Вопросов не последовало, но буквально через минуту послышался топот копыт и к штабной избушке подъехало трое всадников. Комиссар быстро строит всех прямо во дворе, и скомандовав — Смирно! — идёт на доклад к командиру полка.
— Товарищ капитан, командный состав второго дивизиона построен, комиссар дивизиона — политрук Штерн.
— Здравствуйте товарищи командиры! — Приветствует нас комполка.
— Здравия желаем, товарищ капитан! — откликается строй.

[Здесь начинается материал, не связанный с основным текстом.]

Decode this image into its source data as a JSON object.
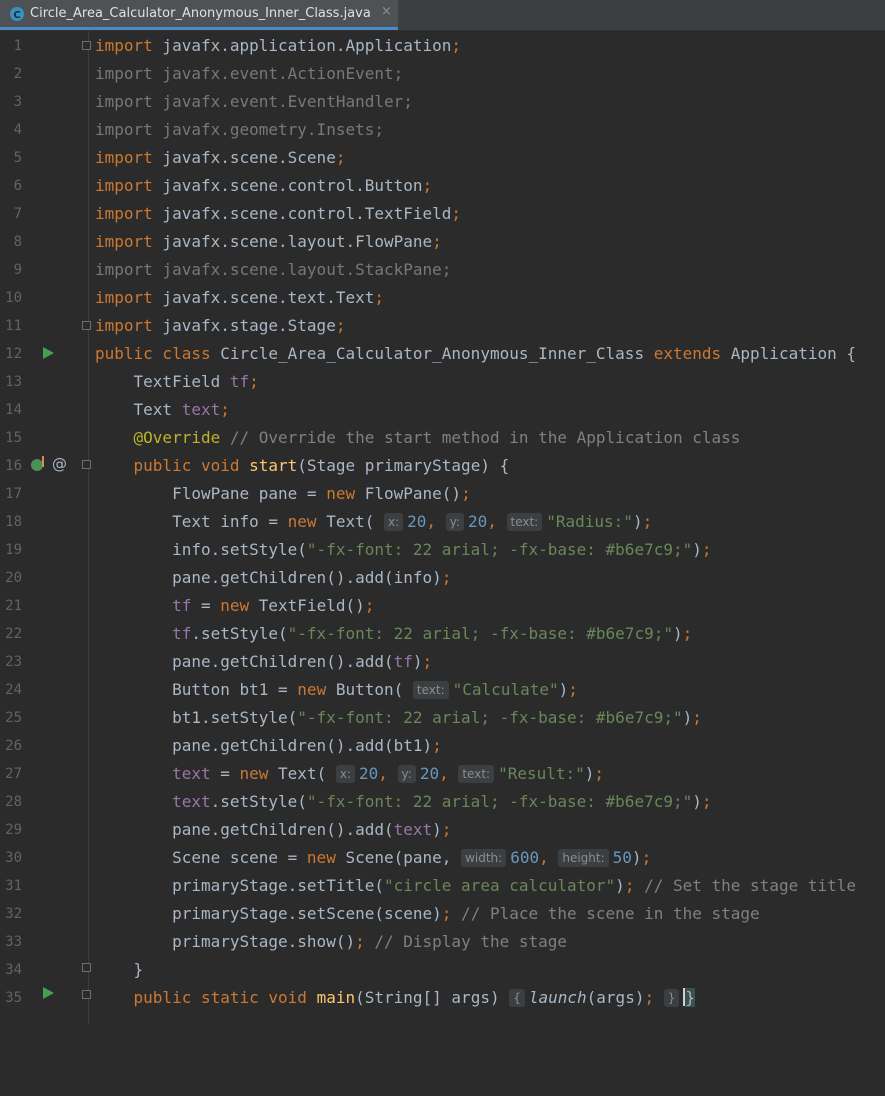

А дальше началась раздача слонов и другие увеселительные мероприятия. И если комполка говорил немного и по делу (например объявил благодарность разведчикам второго дивизиона), то комиссар полка болтал без умолку около часа, призывая к бдительности и напоминая про некоторые неприятные инциденты, произошедшие в нашем дивизионе. Наговорившись, высокое начальство убралось восвояси, всех остальных отпустили, а Мухина и меня комиссар попросил задержаться. Мухиным замполит занялся лично, а меня озадачивал уже начальник штаба.